ADB's $40 million, 32-year concessional loan is being extended to Georgia's Municipal Development Fund (MDF), which will in turn provide funds to local governments to rebuild infrastructure, and improve the quality, coverage and continuity of critical urban services.
Funds will be provided to financially weaker municipalities as grants.
Georgia's municipal services have fallen into disrepair since the collapse of the former Soviet Union. Most urban water supply systems are more than four decades old, only five of 29 wastewater treatment plants are still operating, and poorly managed solid waste disposal sites damage the environment.
The country's network of urban roads is also in urgent need of rehabilitation.
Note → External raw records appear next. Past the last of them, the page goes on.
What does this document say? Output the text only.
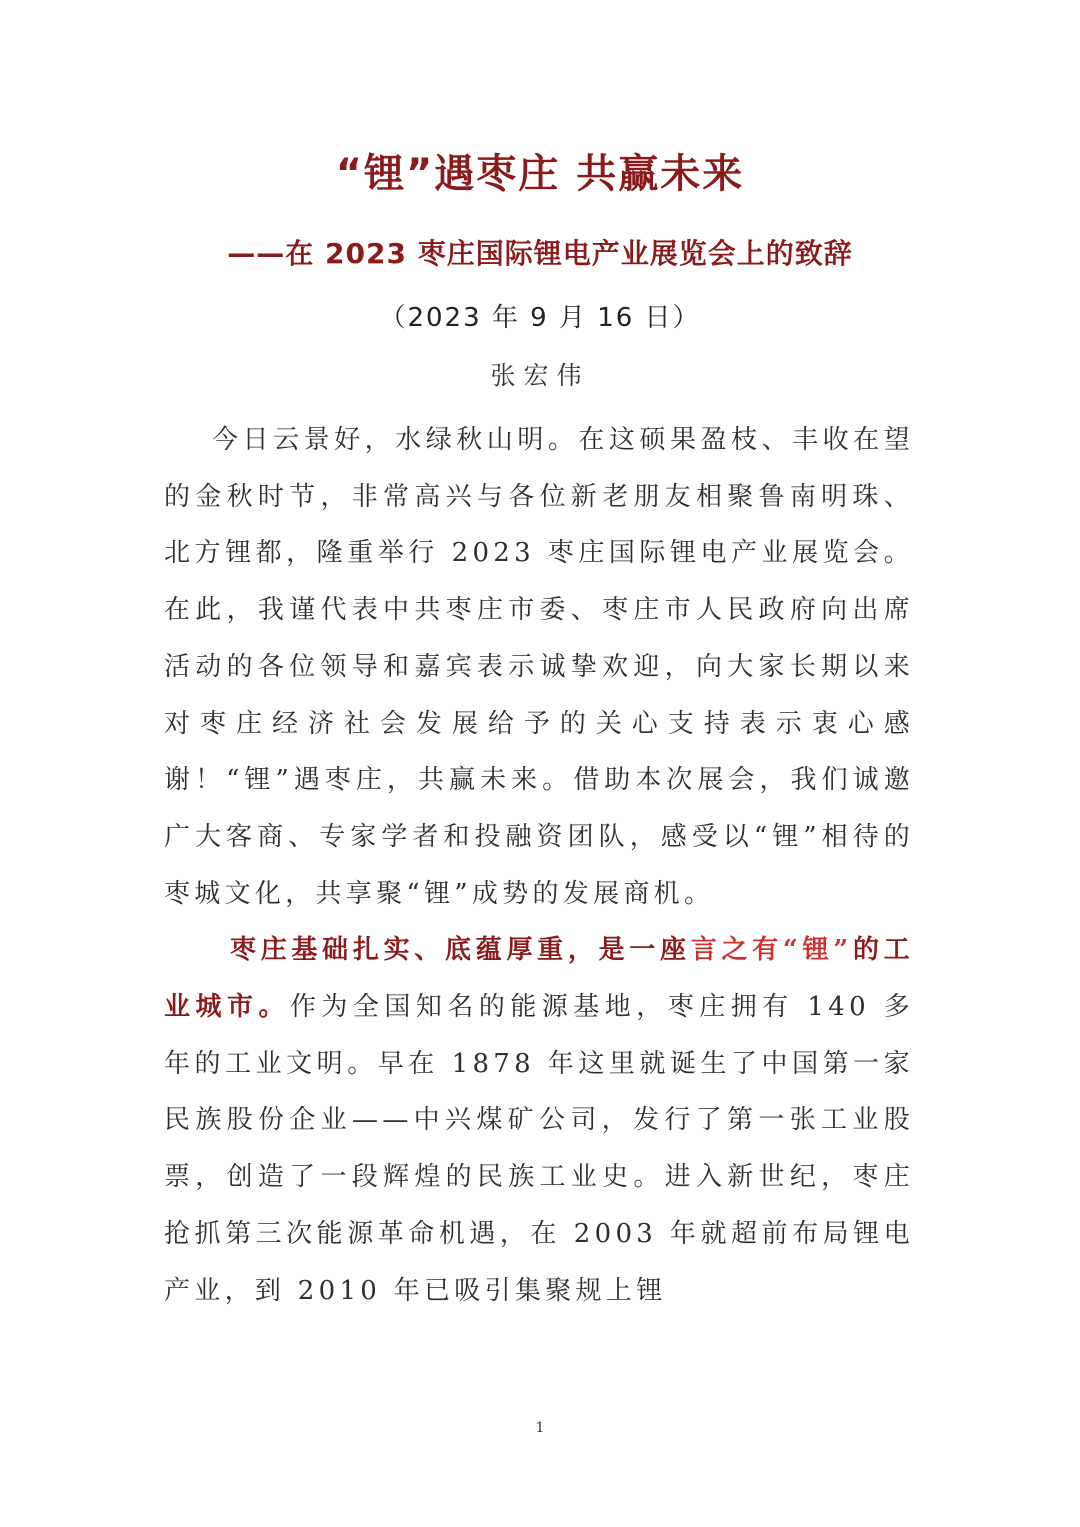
“锂”遇枣庄 共赢未来
——在 2023 枣庄国际锂电产业展览会上的致辞
（2023 年 9 月 16 日）
张宏伟

今日云景好，水绿秋山明。在这硕果盈枝、丰收在望的金秋时节，非常高兴与各位新老朋友相聚鲁南明珠、北方锂都，隆重举行 2023 枣庄国际锂电产业展览会。在此，我谨代表中共枣庄市委、枣庄市人民政府向出席活动的各位领导和嘉宾表示诚挚欢迎，向大家长期以来对枣庄经济社会发展给予的关心支持表示衷心感谢！“锂”遇枣庄，共赢未来。借助本次展会，我们诚邀广大客商、专家学者和投融资团队，感受以“锂”相待的枣城文化，共享聚“锂”成势的发展商机。

枣庄基础扎实、底蕴厚重，是一座言之有“锂”的工业城市。作为全国知名的能源基地，枣庄拥有 140 多年的工业文明。早在 1878 年这里就诞生了中国第一家民族股份企业——中兴煤矿公司，发行了第一张工业股票，创造了一段辉煌的民族工业史。进入新世纪，枣庄抢抓第三次能源革命机遇，在 2003 年就超前布局锂电产业，到 2010 年已吸引集聚规上锂

1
"Many municipalities in Georgia don't have the resources they need to give their people clean drinking water, good roads, and other basic services," said Juan Miranda, Director General of ADB's Central and West Asia Department. "This negatively affects families' quality of life, hampers development, and constrains investment and job creation."
"The recent conflict in Georgia adds a new level of urgency to the need for immediate rehabilitation and reconstruction assistance," he added.
The project will help improve public health and living standards, increase poor families' access to services and generate new jobs.
The project will also help strengthen municipal governments' ability to improve service delivery and attract private investment. At present, most state-owned water supply companies are not financially viable because of low tariffs and poor payment collection rates, hampering the government's privatization plans.
ADB staff are currently on the ground in Georgia as part of a joint needs assessment team, working together with other international lenders and development agencies, to assess both direct, immediate damage of the conflict and its medium-term impact on infrastructure and service provision.